I know plenty. I also know plenty of friends who don’t know what they want to do, so they go back to grad school. Penelope shows a better way to think that decision.
That’s what’s interesting about the book: It includes not only advice on how to think about large, ambiguous topics like going back to grad school and office politics, but also includes tactical advice that’s actually good. When it comes to creating your resume, for instance, she writes,
“One page. That’s it. I don’t care if you are the smartest person on earth or if you have founded six companies and sold each of them for $10 million. The point of a resume is to get you an interview, not a job.”

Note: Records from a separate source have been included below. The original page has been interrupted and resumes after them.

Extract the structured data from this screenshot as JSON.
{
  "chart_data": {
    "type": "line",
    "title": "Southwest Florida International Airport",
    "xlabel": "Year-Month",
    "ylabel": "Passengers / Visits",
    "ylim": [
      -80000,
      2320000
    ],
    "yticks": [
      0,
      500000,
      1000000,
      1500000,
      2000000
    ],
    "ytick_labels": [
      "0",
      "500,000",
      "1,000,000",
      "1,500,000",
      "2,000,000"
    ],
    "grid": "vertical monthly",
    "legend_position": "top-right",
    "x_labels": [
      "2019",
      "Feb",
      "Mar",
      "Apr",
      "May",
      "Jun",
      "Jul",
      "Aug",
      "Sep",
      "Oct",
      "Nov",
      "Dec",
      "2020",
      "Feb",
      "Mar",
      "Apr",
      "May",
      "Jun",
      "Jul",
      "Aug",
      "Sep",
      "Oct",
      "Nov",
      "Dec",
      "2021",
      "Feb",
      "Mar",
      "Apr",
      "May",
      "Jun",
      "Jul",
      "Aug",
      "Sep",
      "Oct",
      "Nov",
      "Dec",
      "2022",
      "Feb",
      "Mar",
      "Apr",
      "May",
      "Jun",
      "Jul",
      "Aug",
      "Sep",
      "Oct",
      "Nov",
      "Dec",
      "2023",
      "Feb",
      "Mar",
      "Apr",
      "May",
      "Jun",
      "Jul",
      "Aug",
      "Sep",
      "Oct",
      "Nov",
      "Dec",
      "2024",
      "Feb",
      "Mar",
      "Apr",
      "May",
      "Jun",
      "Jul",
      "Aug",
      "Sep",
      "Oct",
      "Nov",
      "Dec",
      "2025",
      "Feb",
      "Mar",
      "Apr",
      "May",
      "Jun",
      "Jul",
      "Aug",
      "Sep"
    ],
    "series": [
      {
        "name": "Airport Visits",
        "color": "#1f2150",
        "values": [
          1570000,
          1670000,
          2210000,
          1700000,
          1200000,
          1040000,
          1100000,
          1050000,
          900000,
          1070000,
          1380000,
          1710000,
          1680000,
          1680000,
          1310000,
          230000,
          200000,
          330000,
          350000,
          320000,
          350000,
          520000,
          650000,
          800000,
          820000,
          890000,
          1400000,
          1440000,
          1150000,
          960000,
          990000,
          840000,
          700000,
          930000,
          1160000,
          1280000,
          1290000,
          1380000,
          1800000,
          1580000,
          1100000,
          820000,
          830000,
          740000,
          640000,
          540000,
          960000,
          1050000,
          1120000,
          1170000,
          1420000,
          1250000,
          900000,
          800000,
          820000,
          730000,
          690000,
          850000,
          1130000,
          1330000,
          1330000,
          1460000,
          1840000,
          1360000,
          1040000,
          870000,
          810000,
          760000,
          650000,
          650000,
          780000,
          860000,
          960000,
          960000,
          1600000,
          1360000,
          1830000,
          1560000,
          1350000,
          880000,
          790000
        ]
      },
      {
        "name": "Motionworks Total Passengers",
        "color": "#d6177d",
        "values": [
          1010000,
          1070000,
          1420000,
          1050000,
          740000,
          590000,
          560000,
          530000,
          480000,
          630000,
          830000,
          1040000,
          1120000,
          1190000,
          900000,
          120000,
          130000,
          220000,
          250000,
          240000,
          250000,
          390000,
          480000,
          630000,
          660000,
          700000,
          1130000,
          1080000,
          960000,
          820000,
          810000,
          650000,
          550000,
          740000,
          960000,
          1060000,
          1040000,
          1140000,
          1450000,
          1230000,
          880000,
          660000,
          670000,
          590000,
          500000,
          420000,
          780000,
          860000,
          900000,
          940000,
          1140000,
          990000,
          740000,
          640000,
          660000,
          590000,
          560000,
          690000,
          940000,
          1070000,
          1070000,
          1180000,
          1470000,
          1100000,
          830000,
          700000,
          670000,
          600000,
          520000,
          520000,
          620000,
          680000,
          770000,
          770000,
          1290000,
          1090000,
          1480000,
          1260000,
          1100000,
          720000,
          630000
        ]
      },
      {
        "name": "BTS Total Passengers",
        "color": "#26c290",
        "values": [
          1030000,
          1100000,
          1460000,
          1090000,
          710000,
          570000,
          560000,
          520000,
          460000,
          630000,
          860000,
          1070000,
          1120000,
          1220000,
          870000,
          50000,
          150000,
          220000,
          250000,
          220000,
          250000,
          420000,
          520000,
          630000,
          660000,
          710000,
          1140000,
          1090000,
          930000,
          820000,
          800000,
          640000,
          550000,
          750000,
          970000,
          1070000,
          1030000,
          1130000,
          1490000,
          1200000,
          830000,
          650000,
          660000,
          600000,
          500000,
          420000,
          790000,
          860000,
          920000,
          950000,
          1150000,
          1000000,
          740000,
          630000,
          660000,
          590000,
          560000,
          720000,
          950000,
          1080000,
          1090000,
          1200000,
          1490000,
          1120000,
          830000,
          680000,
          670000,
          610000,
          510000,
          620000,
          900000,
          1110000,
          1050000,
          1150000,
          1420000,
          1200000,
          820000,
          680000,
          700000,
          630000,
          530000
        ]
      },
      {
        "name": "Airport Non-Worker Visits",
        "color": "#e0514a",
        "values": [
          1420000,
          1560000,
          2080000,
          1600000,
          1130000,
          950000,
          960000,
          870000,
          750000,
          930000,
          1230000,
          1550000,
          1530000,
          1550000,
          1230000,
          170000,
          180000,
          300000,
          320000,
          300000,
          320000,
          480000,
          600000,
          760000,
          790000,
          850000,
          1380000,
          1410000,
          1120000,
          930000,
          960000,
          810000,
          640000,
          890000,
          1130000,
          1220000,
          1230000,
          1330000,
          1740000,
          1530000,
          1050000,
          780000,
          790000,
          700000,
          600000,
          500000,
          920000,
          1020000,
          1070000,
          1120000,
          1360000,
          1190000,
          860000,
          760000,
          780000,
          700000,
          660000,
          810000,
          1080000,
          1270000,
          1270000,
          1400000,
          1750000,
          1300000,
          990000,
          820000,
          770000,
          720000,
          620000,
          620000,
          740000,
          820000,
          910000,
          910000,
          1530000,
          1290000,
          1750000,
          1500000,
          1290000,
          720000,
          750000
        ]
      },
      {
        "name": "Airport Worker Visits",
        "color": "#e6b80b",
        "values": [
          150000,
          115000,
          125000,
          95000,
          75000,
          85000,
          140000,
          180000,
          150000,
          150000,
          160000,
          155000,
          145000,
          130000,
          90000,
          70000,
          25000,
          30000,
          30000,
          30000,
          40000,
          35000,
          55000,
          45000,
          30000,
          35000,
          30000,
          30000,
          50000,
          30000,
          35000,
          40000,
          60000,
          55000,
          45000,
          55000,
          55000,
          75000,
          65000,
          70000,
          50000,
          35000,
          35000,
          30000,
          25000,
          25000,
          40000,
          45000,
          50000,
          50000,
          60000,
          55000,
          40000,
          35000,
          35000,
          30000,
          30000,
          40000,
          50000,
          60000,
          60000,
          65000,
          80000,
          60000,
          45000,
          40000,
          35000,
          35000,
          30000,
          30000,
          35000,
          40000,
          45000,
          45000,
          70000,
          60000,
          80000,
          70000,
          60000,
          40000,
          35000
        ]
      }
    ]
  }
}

She writes excellent tactical advice for building your cover letter, negotiating your salary, writing a resume that stands out (“Ditch the line about references on request. It’s implied. Of course if someone wants a reference, you will give one”).
But more than tactical advice, she uses research from places like Harvard Business School – not just her personal opinions – to remind us not to feel guilty about what we’re doing. For instance, did you know that 50% of the Class of 2003 was still living at home 3 years later?
This book reminds me to stop fighting against the same things that everyone else my age is struggling with. If I wanted to live at home so I can afford to take a low-paying job that I love, that chapter on living at home would be worth the book alone. In other words, stop worrying and feeling guilty about what other people think and focus on the important goals. The best thing a book can do is reassure us, refocus us, and then give us the tools to do more than we thought we could do. This book is a great start.
Brazen Careerist isn’t perfect, of course. It’s overly list-y for my tastes, reading in some parts like a “Top 10 Reasons to…” blog post. Also, the book is itself a bit unfocused, with points on starting your own business, perfecting your resume, working with your manager, optimizing your personal life, and doing yoga (?). But the number of insights I got from the book made up for it.
A few things that stood out to me:
- The importance of telling stories on page 52 is absolutely 100% true. So many people take the engineering-esque mindset of “If I just explain my accomplishments, they’ll understand.” Wrong. Craft a story and you win.
- A controversial and pointed suggestion about harassment on page 123 (“Use harassment to boost your career”). I don’t know what I think about this, but I’m curious to see others’ reactions.
- A pointed reminder to ask your company to pay for your training on page 178. Not only will you be more valuable to your company, your career will be enhanced. It just takes you asking.
- One more thing: What the hell is wrong with young people being afraid of using the phone? One of my stupid friends lost his Wells Fargo password and looked completely helpless. “Hey idiot,” I told him, “why don’t you just call them and get your password?” “Umm…,” he said like a beaten, sad man, “it’s not that important. I’ll just wait until I go in there next time.” On page 42, Penelope lays out why to use the phone. Key point: “You can’t lose making a cold call. No one ever says to themselves, ‘I wish I hadn’t been so aggressive in trying to get what I wanted.’”)
The book is good. So is the blog. And Penelope is a great woman with tons of interesting thoughts about career issues.